How did the teachers not smack them?

Jasper’s hand never shot up. But teachers called on him anyway, especially after two or three other students had flailed around and gotten it wrong. The teacher would turn to Jasper like he was a lifeline. “Jasper? What do you think?”

He was usually right. He always had something interesting to say…it just took him a while to form his thoughts and speak them. The teachers didn’t mind waiting for him.

That quality led other kids—well, the mean kids I’d aligned myself with—to mock him as stupid, an idiot. I watched Bebe’s face once when Brooke said of Jasper, “What a retard.”

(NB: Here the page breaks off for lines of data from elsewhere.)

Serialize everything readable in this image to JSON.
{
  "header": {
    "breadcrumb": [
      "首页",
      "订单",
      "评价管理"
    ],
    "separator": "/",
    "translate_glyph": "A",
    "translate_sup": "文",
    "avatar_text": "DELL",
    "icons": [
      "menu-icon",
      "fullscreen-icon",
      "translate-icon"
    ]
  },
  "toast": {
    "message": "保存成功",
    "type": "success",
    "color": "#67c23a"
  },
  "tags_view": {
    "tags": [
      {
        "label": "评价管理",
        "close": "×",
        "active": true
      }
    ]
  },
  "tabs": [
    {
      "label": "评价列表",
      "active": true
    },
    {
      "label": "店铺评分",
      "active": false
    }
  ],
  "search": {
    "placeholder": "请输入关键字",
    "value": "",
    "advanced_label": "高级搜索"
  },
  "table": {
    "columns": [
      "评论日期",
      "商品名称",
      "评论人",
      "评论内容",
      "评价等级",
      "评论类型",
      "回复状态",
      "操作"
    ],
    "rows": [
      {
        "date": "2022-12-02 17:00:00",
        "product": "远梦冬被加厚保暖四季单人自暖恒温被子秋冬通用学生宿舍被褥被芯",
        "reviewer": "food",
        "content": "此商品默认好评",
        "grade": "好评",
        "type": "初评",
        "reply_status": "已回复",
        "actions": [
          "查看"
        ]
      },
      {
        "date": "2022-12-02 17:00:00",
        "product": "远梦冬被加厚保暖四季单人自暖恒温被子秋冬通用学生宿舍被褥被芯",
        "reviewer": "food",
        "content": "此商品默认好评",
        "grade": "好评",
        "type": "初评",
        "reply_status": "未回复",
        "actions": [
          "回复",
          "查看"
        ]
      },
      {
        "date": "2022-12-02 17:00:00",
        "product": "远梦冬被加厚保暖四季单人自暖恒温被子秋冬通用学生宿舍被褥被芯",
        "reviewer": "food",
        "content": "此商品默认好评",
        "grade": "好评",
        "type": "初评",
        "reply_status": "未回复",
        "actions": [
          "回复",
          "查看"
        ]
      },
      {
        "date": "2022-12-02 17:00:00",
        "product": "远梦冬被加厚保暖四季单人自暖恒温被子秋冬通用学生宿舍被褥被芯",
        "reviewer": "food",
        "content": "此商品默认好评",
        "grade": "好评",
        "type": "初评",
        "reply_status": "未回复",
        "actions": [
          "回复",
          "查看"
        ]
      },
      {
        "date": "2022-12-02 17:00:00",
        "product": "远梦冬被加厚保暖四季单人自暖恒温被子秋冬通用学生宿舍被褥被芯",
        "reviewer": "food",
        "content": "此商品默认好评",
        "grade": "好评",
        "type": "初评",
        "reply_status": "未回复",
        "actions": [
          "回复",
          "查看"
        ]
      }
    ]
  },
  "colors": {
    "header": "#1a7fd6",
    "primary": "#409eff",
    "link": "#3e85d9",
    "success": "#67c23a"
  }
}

I saw the flinch. I flinched too. We made eye contact, but Bebe didn’t know I’d seen that picture of her brother. I held that picture in my heart, though, to remember there were complicated sides to everyone. Maybe even Brooke.

• • •

I wanted to shrivel up and blow away when I realized Jasper was the person assigned to train me in the kitchen.

“I’m Hannah,” I said. I remembered all those horrible times my group had left a revolting mess on the tables. I wanted to add, “I’m sorry.”

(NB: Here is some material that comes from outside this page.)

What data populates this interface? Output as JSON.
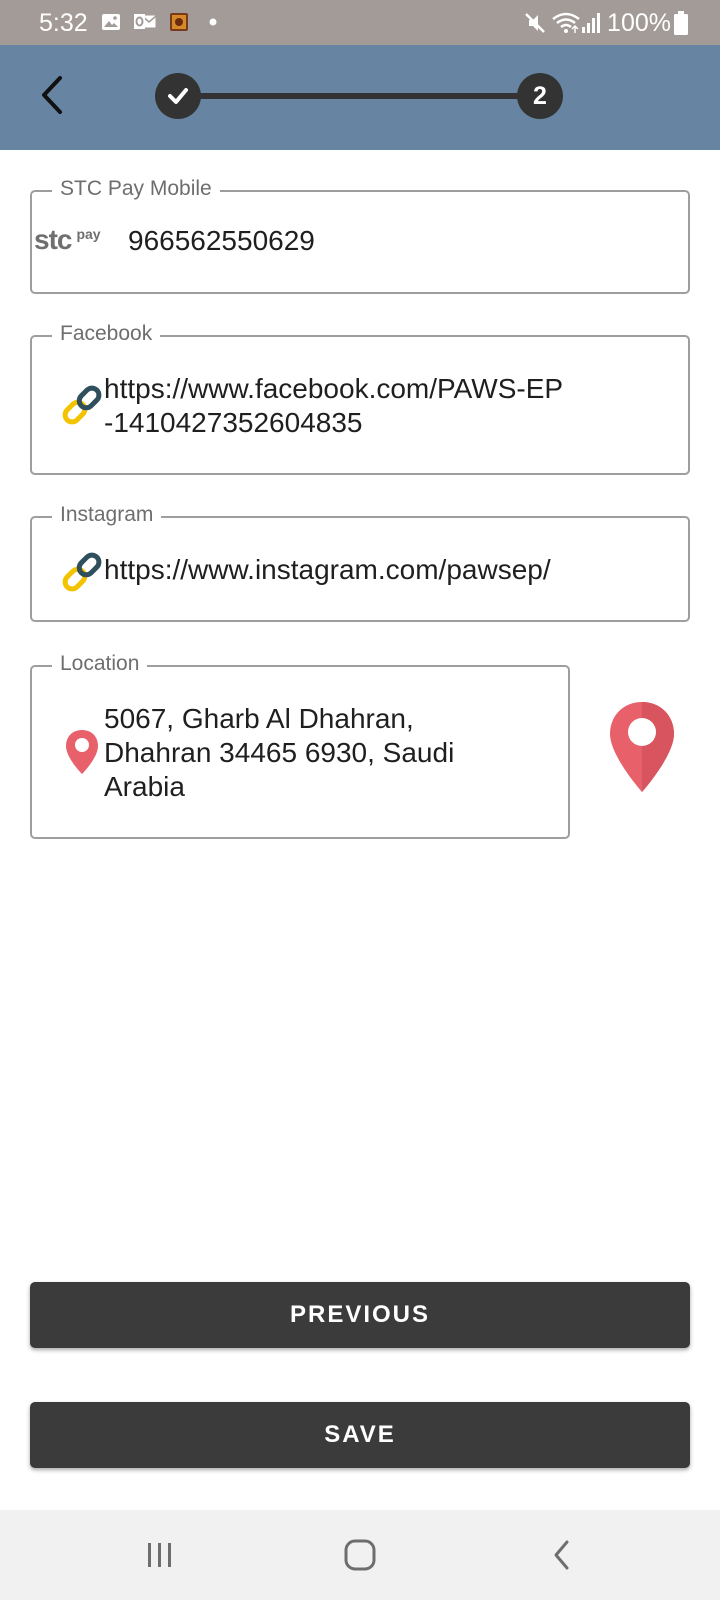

He looked at me a moment, then smiled. He had a slow smile, like my mom’s, only his started in just one corner of his mouth. “I know,” he said, with this crooked grin, as if it amused him. “I’m Jasper.”

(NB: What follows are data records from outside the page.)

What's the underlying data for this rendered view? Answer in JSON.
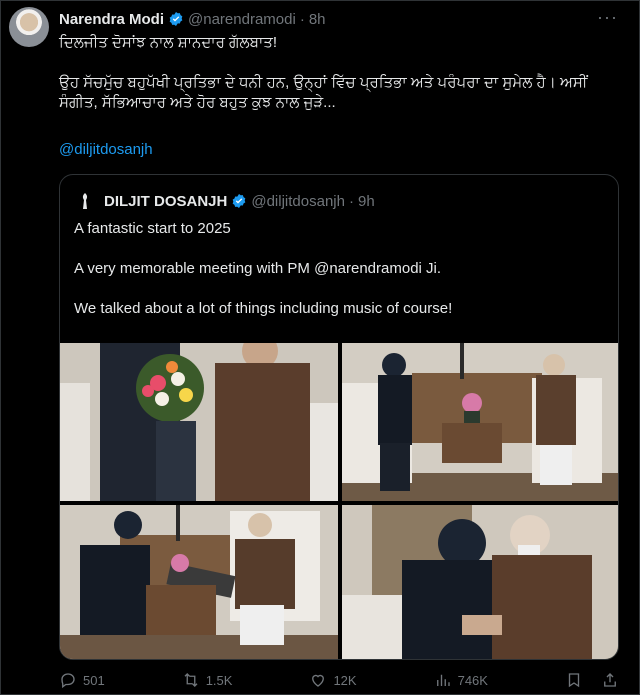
{
  "post": {
    "author_name": "Narendra Modi",
    "author_handle": "@narendramodi",
    "time": "8h",
    "line1": "ਦਿਲਜੀਤ ਦੋਸਾਂਝ ਨਾਲ ਸ਼ਾਨਦਾਰ ਗੱਲਬਾਤ!",
    "line2": "ਉਹ ਸੱਚਮੁੱਚ ਬਹੁਪੱਖੀ ਪ੍ਰਤਿਭਾ ਦੇ ਧਨੀ ਹਨ, ਉਨ੍ਹਾਂ ਵਿੱਚ ਪ੍ਰਤਿਭਾ ਅਤੇ ਪਰੰਪਰਾ ਦਾ ਸੁਮੇਲ ਹੈ। ਅਸੀਂ ਸੰਗੀਤ, ਸੱਭਿਆਚਾਰ ਅਤੇ ਹੋਰ ਬਹੁਤ ਕੁਝ ਨਾਲ ਜੁੜੇ...",
    "mention": "@diljitdosanjh"
  },
  "quote": {
    "author_name": "DILJIT DOSANJH",
    "author_handle": "@diljitdosanjh",
    "time": "9h",
    "line1": "A fantastic start to 2025",
    "line2": "A very memorable meeting with PM @narendramodi Ji.",
    "line3": "We talked about a lot of things including music of course!"
  },
  "actions": {
    "replies": "501",
    "reposts": "1.5K",
    "likes": "12K",
    "views": "746K"
  },
  "icons": [
    "avatar",
    "verified-badge-icon",
    "more-options-icon",
    "reply-icon",
    "repost-icon",
    "like-icon",
    "views-icon",
    "bookmark-icon",
    "share-icon"
  ],
  "colors": {
    "link": "#1d9bf0",
    "muted": "#71767b",
    "background": "#000000",
    "text": "#e7e9ea"
  }
}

“I know,” I said in the same tone he’d used, my old Hannah creeping back for a second.

That made him nod and say, “Well, then, let’s see what else you know.”

Not much, but I was a quick learner. I surprised myself. It was almost as if when I wasn’t around Brooke, Brittany, and Bebe, my brain returned to me. I was always in a white hazy panic when I was around them: what was I going to do wrong, what was I going to say wrong, how was I going to be humiliated, how was Brooke going to punish me for Kevin’s attention today? Away from them, I was competent again.

“Hannah kicked butt today,” Jasper said later to the kitchen staff. “She’s not what we expected.”

Had they been talking about me? I felt my face burn.

When the adult staff had all gone back to their work and weren’t paying any attention anymore, I whispered, “I’m sorry. I know what you think. But-but I’m not like that.”

He’d taken off the bandana he wore in the kitchen, so his hair hung in his eyes again. He tossed his head, then tilted it. His eyes were the color of iced tea. Up close I saw that one iris had a triangle of gold in it, like a slice of pie had been taken, revealing the yellow dish beneath. “You know what I think,” he repeated. I couldn’t read his meaning.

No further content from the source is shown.